Behandlungsfehler: Schmerzensgeld für Geburtsschaden

(red/dpa). Bei ärztlichen Behandlungsfehlern haften Arzt und Klinik. Anspruch besteht auf Schadensersatz und Schmerzensgeld. Dies gilt auch bei einer Sauerstoffunterversorgung bei der Geburt.

So erhielt ein achtjähriges Mädchen, das als Folge einer Sauerstoffunterversorgung vor der Geburt einen schweren Hirnschaden erlitten hatte, 500.000 Euro Schmerzensgeld. Dies ergibt sich aus einer Entscheidung des Oberlandesgerichts Oldenburg vom 13. November 2019 (AZ: 4 U 108/18). Die Ärzte hatten sich trotz einer abfallenden Herzfrequenz des Kinds auf ein nicht aussagekräftiges CTG (Wehenschreiber) verlassen, erläutert die Arbeitsgemeinschaft Medizinrecht des Deutschen Anwaltvereins (DAV).

Klinik haftet bei Fehler während der Geburt

Das Mädchen erlitt als Folge der Sauerstoffunterversorgung vor der Geburt einen schweren Hirnschaden. Aufgrund ihrer Schwerbehinderung ist sie Zeit ihres Lebens auf fremde Hilfe angewiesen.

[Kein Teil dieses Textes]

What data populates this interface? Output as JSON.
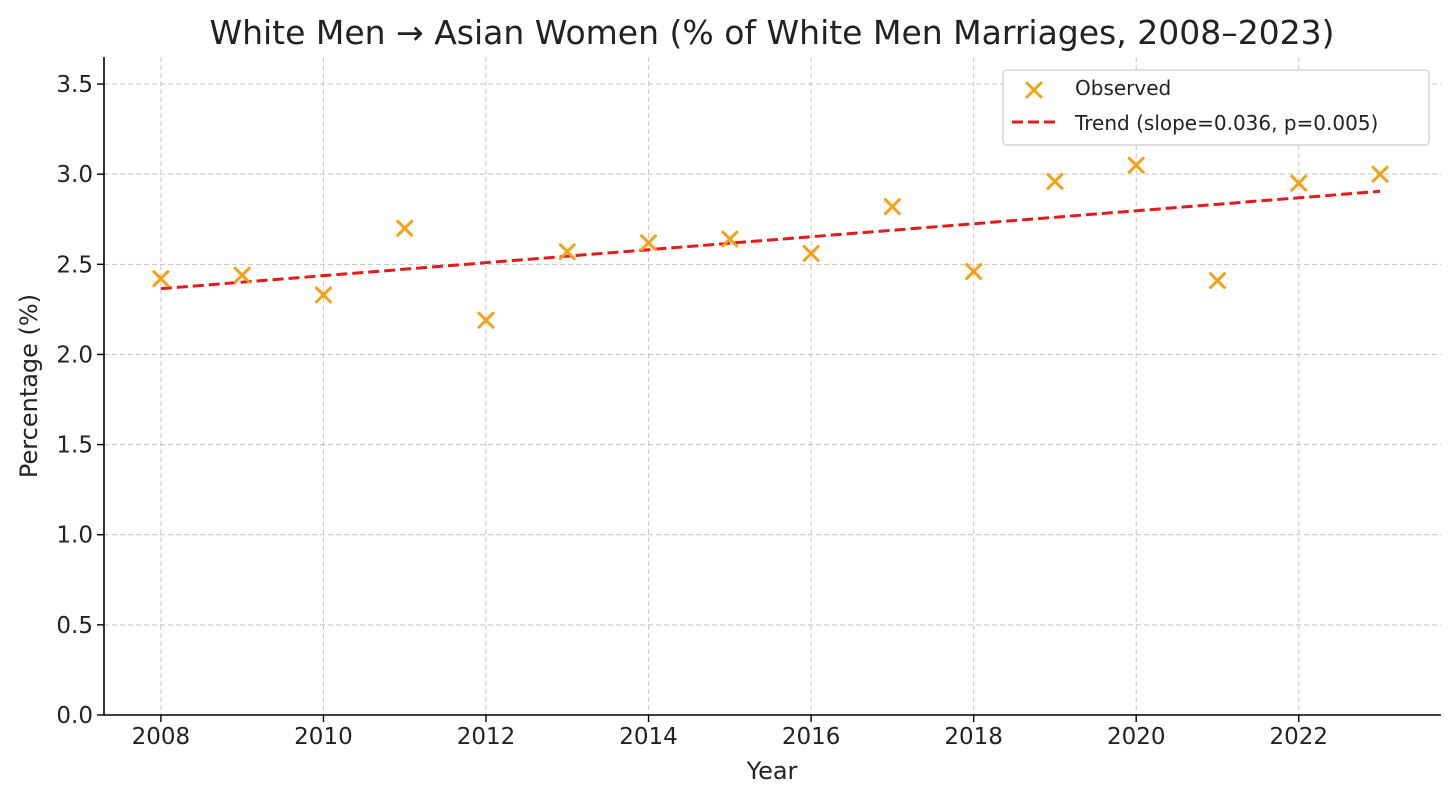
{
  "chart_data": {
    "type": "scatter",
    "title": "White Men → Asian Women (% of White Men Marriages, 2008–2023)",
    "xlabel": "Year",
    "ylabel": "Percentage (%)",
    "xlim": [
      2007.3,
      2023.75
    ],
    "ylim": [
      0.0,
      3.65
    ],
    "xticks": [
      2008,
      2010,
      2012,
      2014,
      2016,
      2018,
      2020,
      2022
    ],
    "yticks": [
      0.0,
      0.5,
      1.0,
      1.5,
      2.0,
      2.5,
      3.0,
      3.5
    ],
    "ytick_labels": [
      "0.0",
      "0.5",
      "1.0",
      "1.5",
      "2.0",
      "2.5",
      "3.0",
      "3.5"
    ],
    "grid": true,
    "legend_position": "top-right",
    "series": [
      {
        "name": "Observed",
        "kind": "scatter",
        "marker": "x",
        "color": "#f4a11a",
        "x": [
          2008,
          2009,
          2010,
          2011,
          2012,
          2013,
          2014,
          2015,
          2016,
          2017,
          2018,
          2019,
          2020,
          2021,
          2022,
          2023
        ],
        "y": [
          2.42,
          2.44,
          2.33,
          2.7,
          2.19,
          2.57,
          2.62,
          2.64,
          2.56,
          2.82,
          2.46,
          2.96,
          3.05,
          2.41,
          2.95,
          3.0
        ]
      },
      {
        "name": "Trend (slope=0.036, p=0.005)",
        "kind": "line",
        "style": "dashed",
        "color": "#e8191a",
        "x": [
          2008,
          2023
        ],
        "y": [
          2.365,
          2.905
        ]
      }
    ]
  }
}
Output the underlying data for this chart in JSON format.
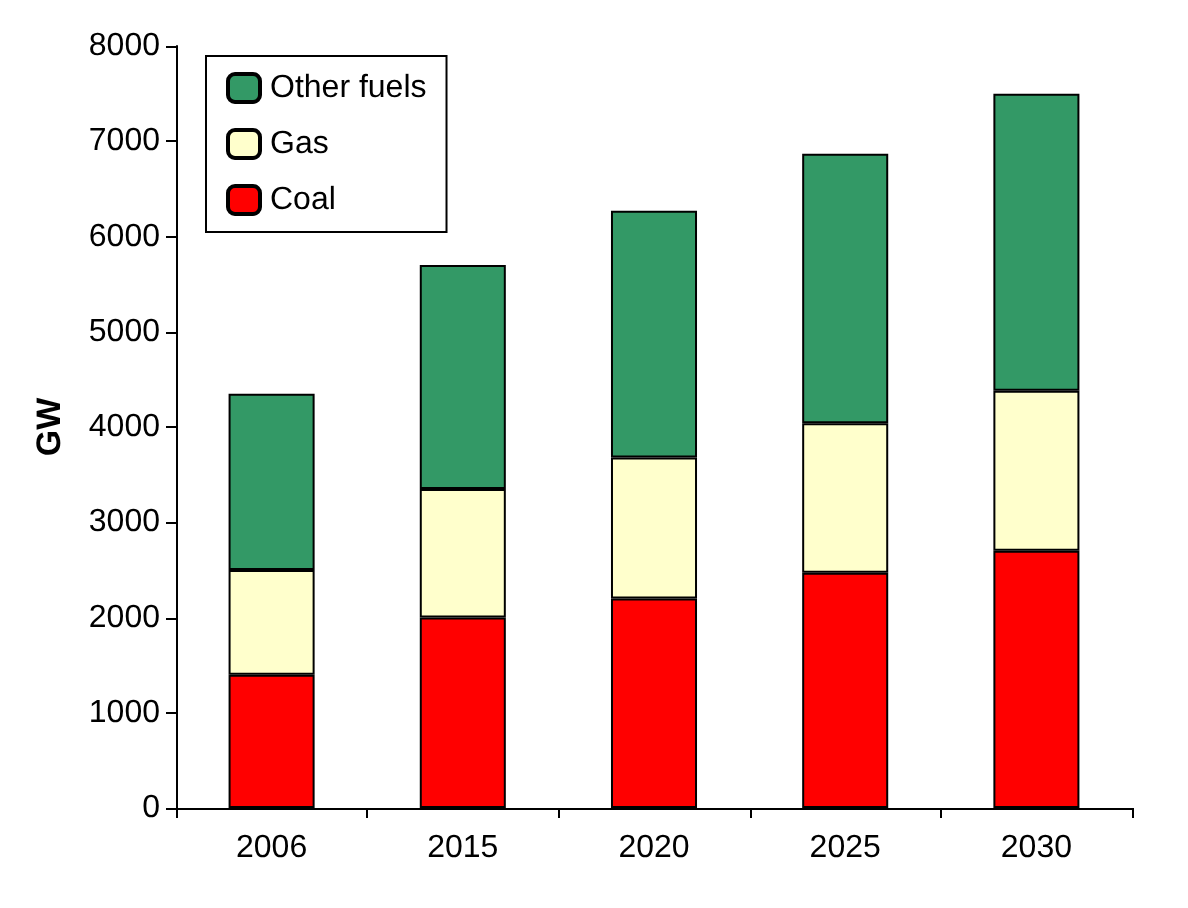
{
  "chart_data": {
    "type": "bar",
    "stacked": true,
    "ylabel": "GW",
    "categories": [
      "2006",
      "2015",
      "2020",
      "2025",
      "2030"
    ],
    "series": [
      {
        "name": "Coal",
        "color": "#ff0000",
        "values": [
          1400,
          2000,
          2200,
          2470,
          2700
        ]
      },
      {
        "name": "Gas",
        "color": "#ffffcc",
        "values": [
          1100,
          1350,
          1480,
          1570,
          1680
        ]
      },
      {
        "name": "Other fuels",
        "color": "#339966",
        "values": [
          1850,
          2350,
          2590,
          2830,
          3120
        ]
      }
    ],
    "ylim": [
      0,
      8000
    ],
    "yticks": [
      0,
      1000,
      2000,
      3000,
      4000,
      5000,
      6000,
      7000,
      8000
    ],
    "grid": false,
    "legend": "top left"
  }
}
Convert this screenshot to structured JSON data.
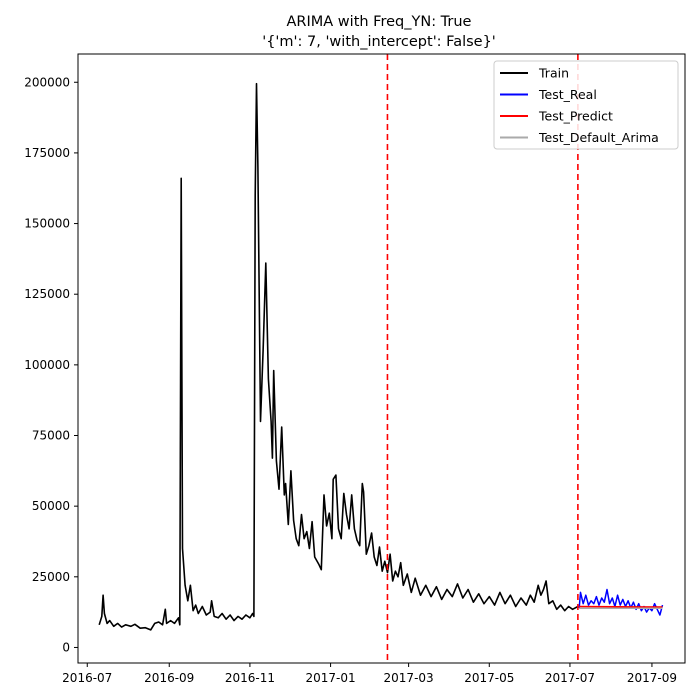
{
  "chart_data": {
    "type": "line",
    "title": "ARIMA with Freq_YN: True",
    "subtitle": "'{'m': 7, 'with_intercept': False}'",
    "xlabel": "",
    "ylabel": "",
    "xlim": [
      "2016-06-24",
      "2017-09-26"
    ],
    "ylim": [
      -5500,
      210000
    ],
    "grid": false,
    "legend_position": "upper-right",
    "x_ticks": [
      "2016-07",
      "2016-09",
      "2016-11",
      "2017-01",
      "2017-03",
      "2017-05",
      "2017-07",
      "2017-09"
    ],
    "y_ticks": [
      "0",
      "25000",
      "50000",
      "75000",
      "100000",
      "125000",
      "150000",
      "175000",
      "200000"
    ],
    "vlines": [
      {
        "x": "2017-02-13",
        "color": "#ff0000",
        "style": "dashed"
      },
      {
        "x": "2017-07-07",
        "color": "#ff0000",
        "style": "dashed"
      }
    ],
    "series": [
      {
        "name": "Train",
        "color": "#000000",
        "points": [
          [
            "2016-07-10",
            8000
          ],
          [
            "2016-07-12",
            11000
          ],
          [
            "2016-07-13",
            18500
          ],
          [
            "2016-07-14",
            12000
          ],
          [
            "2016-07-16",
            8500
          ],
          [
            "2016-07-18",
            9500
          ],
          [
            "2016-07-21",
            7500
          ],
          [
            "2016-07-24",
            8500
          ],
          [
            "2016-07-27",
            7200
          ],
          [
            "2016-07-30",
            8000
          ],
          [
            "2016-08-03",
            7500
          ],
          [
            "2016-08-06",
            8200
          ],
          [
            "2016-08-10",
            6800
          ],
          [
            "2016-08-14",
            7000
          ],
          [
            "2016-08-18",
            6200
          ],
          [
            "2016-08-21",
            8500
          ],
          [
            "2016-08-24",
            9000
          ],
          [
            "2016-08-27",
            8000
          ],
          [
            "2016-08-29",
            13500
          ],
          [
            "2016-08-30",
            8500
          ],
          [
            "2016-09-02",
            9500
          ],
          [
            "2016-09-05",
            8500
          ],
          [
            "2016-09-08",
            10500
          ],
          [
            "2016-09-09",
            8000
          ],
          [
            "2016-09-10",
            166000
          ],
          [
            "2016-09-11",
            35000
          ],
          [
            "2016-09-13",
            22000
          ],
          [
            "2016-09-15",
            16500
          ],
          [
            "2016-09-17",
            22000
          ],
          [
            "2016-09-19",
            13000
          ],
          [
            "2016-09-21",
            15000
          ],
          [
            "2016-09-23",
            12000
          ],
          [
            "2016-09-26",
            14500
          ],
          [
            "2016-09-29",
            11500
          ],
          [
            "2016-10-02",
            12500
          ],
          [
            "2016-10-03",
            16500
          ],
          [
            "2016-10-05",
            11000
          ],
          [
            "2016-10-08",
            10500
          ],
          [
            "2016-10-11",
            12000
          ],
          [
            "2016-10-14",
            10000
          ],
          [
            "2016-10-17",
            11500
          ],
          [
            "2016-10-20",
            9500
          ],
          [
            "2016-10-23",
            11000
          ],
          [
            "2016-10-26",
            10000
          ],
          [
            "2016-10-29",
            11500
          ],
          [
            "2016-11-01",
            10500
          ],
          [
            "2016-11-03",
            12000
          ],
          [
            "2016-11-04",
            11000
          ],
          [
            "2016-11-05",
            160000
          ],
          [
            "2016-11-06",
            199500
          ],
          [
            "2016-11-07",
            170000
          ],
          [
            "2016-11-09",
            80000
          ],
          [
            "2016-11-11",
            105000
          ],
          [
            "2016-11-13",
            136000
          ],
          [
            "2016-11-15",
            95000
          ],
          [
            "2016-11-17",
            80000
          ],
          [
            "2016-11-18",
            67000
          ],
          [
            "2016-11-19",
            98000
          ],
          [
            "2016-11-21",
            66000
          ],
          [
            "2016-11-23",
            56000
          ],
          [
            "2016-11-25",
            78000
          ],
          [
            "2016-11-27",
            54000
          ],
          [
            "2016-11-28",
            58000
          ],
          [
            "2016-11-30",
            43500
          ],
          [
            "2016-12-02",
            62500
          ],
          [
            "2016-12-04",
            45000
          ],
          [
            "2016-12-06",
            38500
          ],
          [
            "2016-12-08",
            36000
          ],
          [
            "2016-12-10",
            47000
          ],
          [
            "2016-12-12",
            38500
          ],
          [
            "2016-12-14",
            41000
          ],
          [
            "2016-12-16",
            35000
          ],
          [
            "2016-12-18",
            44500
          ],
          [
            "2016-12-20",
            32000
          ],
          [
            "2016-12-23",
            29500
          ],
          [
            "2016-12-25",
            27500
          ],
          [
            "2016-12-27",
            54000
          ],
          [
            "2016-12-29",
            43000
          ],
          [
            "2016-12-31",
            47500
          ],
          [
            "2017-01-02",
            38500
          ],
          [
            "2017-01-03",
            59500
          ],
          [
            "2017-01-05",
            61000
          ],
          [
            "2017-01-07",
            42000
          ],
          [
            "2017-01-09",
            38500
          ],
          [
            "2017-01-11",
            54500
          ],
          [
            "2017-01-13",
            47000
          ],
          [
            "2017-01-15",
            42000
          ],
          [
            "2017-01-17",
            54000
          ],
          [
            "2017-01-19",
            42000
          ],
          [
            "2017-01-21",
            38000
          ],
          [
            "2017-01-23",
            36000
          ],
          [
            "2017-01-25",
            58000
          ],
          [
            "2017-01-26",
            55000
          ],
          [
            "2017-01-28",
            33000
          ],
          [
            "2017-01-30",
            36000
          ],
          [
            "2017-02-01",
            40500
          ],
          [
            "2017-02-03",
            32000
          ],
          [
            "2017-02-05",
            29000
          ],
          [
            "2017-02-07",
            35500
          ],
          [
            "2017-02-09",
            27000
          ],
          [
            "2017-02-11",
            30500
          ],
          [
            "2017-02-13",
            26500
          ],
          [
            "2017-02-15",
            33000
          ],
          [
            "2017-02-17",
            23500
          ],
          [
            "2017-02-19",
            27000
          ],
          [
            "2017-02-21",
            25000
          ],
          [
            "2017-02-23",
            30000
          ],
          [
            "2017-02-25",
            22000
          ],
          [
            "2017-02-28",
            26000
          ],
          [
            "2017-03-03",
            19500
          ],
          [
            "2017-03-06",
            24500
          ],
          [
            "2017-03-10",
            18500
          ],
          [
            "2017-03-14",
            22000
          ],
          [
            "2017-03-18",
            18000
          ],
          [
            "2017-03-22",
            21500
          ],
          [
            "2017-03-26",
            17000
          ],
          [
            "2017-03-30",
            20500
          ],
          [
            "2017-04-03",
            18000
          ],
          [
            "2017-04-07",
            22500
          ],
          [
            "2017-04-11",
            17500
          ],
          [
            "2017-04-15",
            20500
          ],
          [
            "2017-04-19",
            16000
          ],
          [
            "2017-04-23",
            19000
          ],
          [
            "2017-04-27",
            15500
          ],
          [
            "2017-05-01",
            18000
          ],
          [
            "2017-05-05",
            15000
          ],
          [
            "2017-05-09",
            19500
          ],
          [
            "2017-05-13",
            15500
          ],
          [
            "2017-05-17",
            18500
          ],
          [
            "2017-05-21",
            14500
          ],
          [
            "2017-05-25",
            17500
          ],
          [
            "2017-05-29",
            15000
          ],
          [
            "2017-06-01",
            18500
          ],
          [
            "2017-06-04",
            16000
          ],
          [
            "2017-06-07",
            22000
          ],
          [
            "2017-06-09",
            18500
          ],
          [
            "2017-06-11",
            20500
          ],
          [
            "2017-06-13",
            23500
          ],
          [
            "2017-06-15",
            15500
          ],
          [
            "2017-06-18",
            16500
          ],
          [
            "2017-06-21",
            13500
          ],
          [
            "2017-06-24",
            15000
          ],
          [
            "2017-06-27",
            13000
          ],
          [
            "2017-06-30",
            14500
          ],
          [
            "2017-07-03",
            13500
          ],
          [
            "2017-07-07",
            14500
          ]
        ]
      },
      {
        "name": "Test_Real",
        "color": "#0000ff",
        "points": [
          [
            "2017-07-08",
            14000
          ],
          [
            "2017-07-09",
            19500
          ],
          [
            "2017-07-11",
            15500
          ],
          [
            "2017-07-13",
            18500
          ],
          [
            "2017-07-15",
            15000
          ],
          [
            "2017-07-17",
            16500
          ],
          [
            "2017-07-19",
            15500
          ],
          [
            "2017-07-21",
            18000
          ],
          [
            "2017-07-23",
            15000
          ],
          [
            "2017-07-25",
            17500
          ],
          [
            "2017-07-27",
            16000
          ],
          [
            "2017-07-29",
            20500
          ],
          [
            "2017-07-31",
            15500
          ],
          [
            "2017-08-02",
            17500
          ],
          [
            "2017-08-04",
            14500
          ],
          [
            "2017-08-06",
            18500
          ],
          [
            "2017-08-08",
            15000
          ],
          [
            "2017-08-10",
            17000
          ],
          [
            "2017-08-12",
            14500
          ],
          [
            "2017-08-14",
            16500
          ],
          [
            "2017-08-16",
            14000
          ],
          [
            "2017-08-18",
            16000
          ],
          [
            "2017-08-20",
            13500
          ],
          [
            "2017-08-22",
            15500
          ],
          [
            "2017-08-24",
            13000
          ],
          [
            "2017-08-26",
            14500
          ],
          [
            "2017-08-28",
            12500
          ],
          [
            "2017-08-30",
            14000
          ],
          [
            "2017-09-01",
            13000
          ],
          [
            "2017-09-03",
            15500
          ],
          [
            "2017-09-05",
            13500
          ],
          [
            "2017-09-07",
            11500
          ],
          [
            "2017-09-09",
            15000
          ]
        ]
      },
      {
        "name": "Test_Predict",
        "color": "#ff0000",
        "points": [
          [
            "2017-07-08",
            14500
          ],
          [
            "2017-09-09",
            14300
          ]
        ]
      },
      {
        "name": "Test_Default_Arima",
        "color": "#aaaaaa",
        "points": [
          [
            "2017-07-08",
            13900
          ],
          [
            "2017-09-09",
            13900
          ]
        ]
      }
    ]
  }
}
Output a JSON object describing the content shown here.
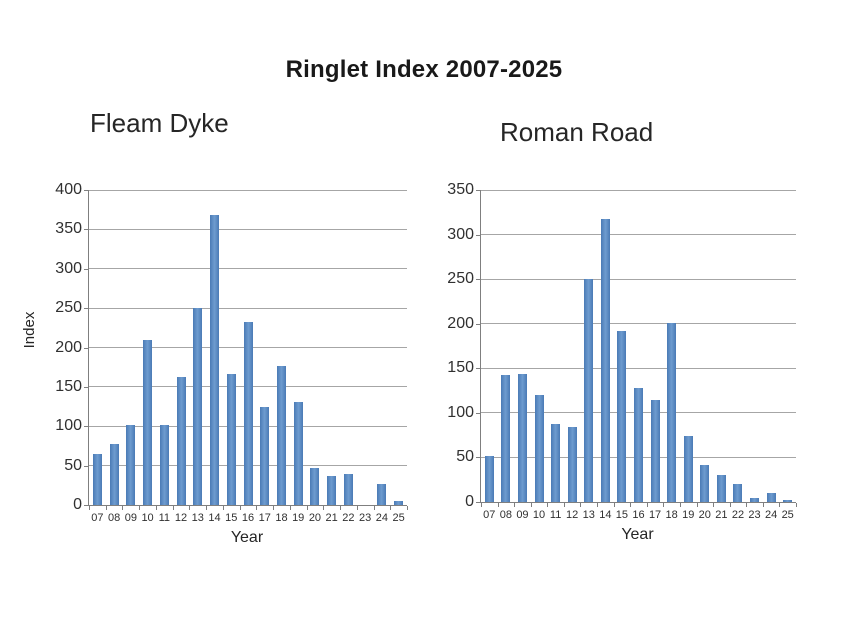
{
  "page": {
    "title": "Ringlet Index 2007-2025"
  },
  "colors": {
    "bar": "#4f81bd",
    "gridline": "#a6a6a6",
    "axis": "#7f7f7f",
    "text": "#262626"
  },
  "chart_data": [
    {
      "type": "bar",
      "title": "Fleam Dyke",
      "xlabel": "Year",
      "ylabel": "Index",
      "categories": [
        "07",
        "08",
        "09",
        "10",
        "11",
        "12",
        "13",
        "14",
        "15",
        "16",
        "17",
        "18",
        "19",
        "20",
        "21",
        "22",
        "23",
        "24",
        "25"
      ],
      "values": [
        65,
        78,
        101,
        210,
        102,
        163,
        250,
        368,
        167,
        232,
        125,
        176,
        131,
        47,
        37,
        40,
        0,
        27,
        5
      ],
      "ylim": [
        0,
        400
      ],
      "ytick_step": 50,
      "grid": true,
      "legend": "none"
    },
    {
      "type": "bar",
      "title": "Roman Road",
      "xlabel": "Year",
      "ylabel": "",
      "categories": [
        "07",
        "08",
        "09",
        "10",
        "11",
        "12",
        "13",
        "14",
        "15",
        "16",
        "17",
        "18",
        "19",
        "20",
        "21",
        "22",
        "23",
        "24",
        "25"
      ],
      "values": [
        52,
        143,
        144,
        120,
        87,
        84,
        250,
        318,
        192,
        128,
        114,
        201,
        74,
        42,
        30,
        20,
        5,
        10,
        2
      ],
      "ylim": [
        0,
        350
      ],
      "ytick_step": 50,
      "grid": true,
      "legend": "none"
    }
  ]
}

Etwa 45 Minuten vor der Entbindung fiel die Herzfrequenz des Kinds sehr stark ab. Währenddessen zeichnete das CTG für rund zehn Minuten keinen Herzschlag auf – weder den des Kinds noch den der Mutter. Erst danach wurde wieder ein Herzschlag mit normgerechter Frequenz erfasst. Die Ärzte hielten dies für den Herzschlag des Kinds in der Annahme, es habe sich wieder erholt. Es handelte sich allerdings um den Herzschlag der Mutter. Als man den Irrtum später bemerkte, war das Kind durch die Sauerstoffunterversorgung bereits erheblich geschädigt.

Es gab in dem Fall noch weitere Vorwürfe gegen die Klinik:

  • die Reanimation nach der Geburt begann nicht sofort,
  • es stand kein Beatmungsbeutel nach der Geburt zur Verfügung,
  • die Maskenbeatmung nach der Geburt erfolgte versehentlich ohne Druck
  • der verständigte Notarzt erschien zehn Minuten zu spät.

Arzthaftung: Anspruch auf Schmerzensgeld und Schadensersatz

Das Mädchen hat Anspruch auf Schadensersatz für sämtlichen Vermögensschaden, der ihr aus den Kunstfehlern anlässlich ihrer Geburt entstanden ist oder zukünftig entstehen wird. Außerdem sprach das Gericht dem Mädchen 500.000 Euro Schmerzensgeld zu.

Das Oberlandesgericht zog einen gerichtlichen Sachverständigen hinzu. Danach stellte es einen groben Behandlungsfehler fest. Die behandelnden Ärzte hätten sich angesichts des Verdachts auf einen kindlichen Herzfrequenzabfall auf andere Weise davon überzeugen müssen, dass es dem Kind gut gehe. Keinesfalls hätten sie sich angesichts der bedrohlichen Situation über einen Zeitraum von zehn Minuten mit einem nicht aussagekräftigen CTG zufrieden geben dürfen.

Da die Ärzte und die Klinik schon deshalb grundsätzlich haften, musste das Gericht die weiteren Vorwürfe nicht prüfen. Ausdrücklich stellte das Gericht fest, dass das zuerkannte Schmerzensgeld in jedem Fall angemessen sei.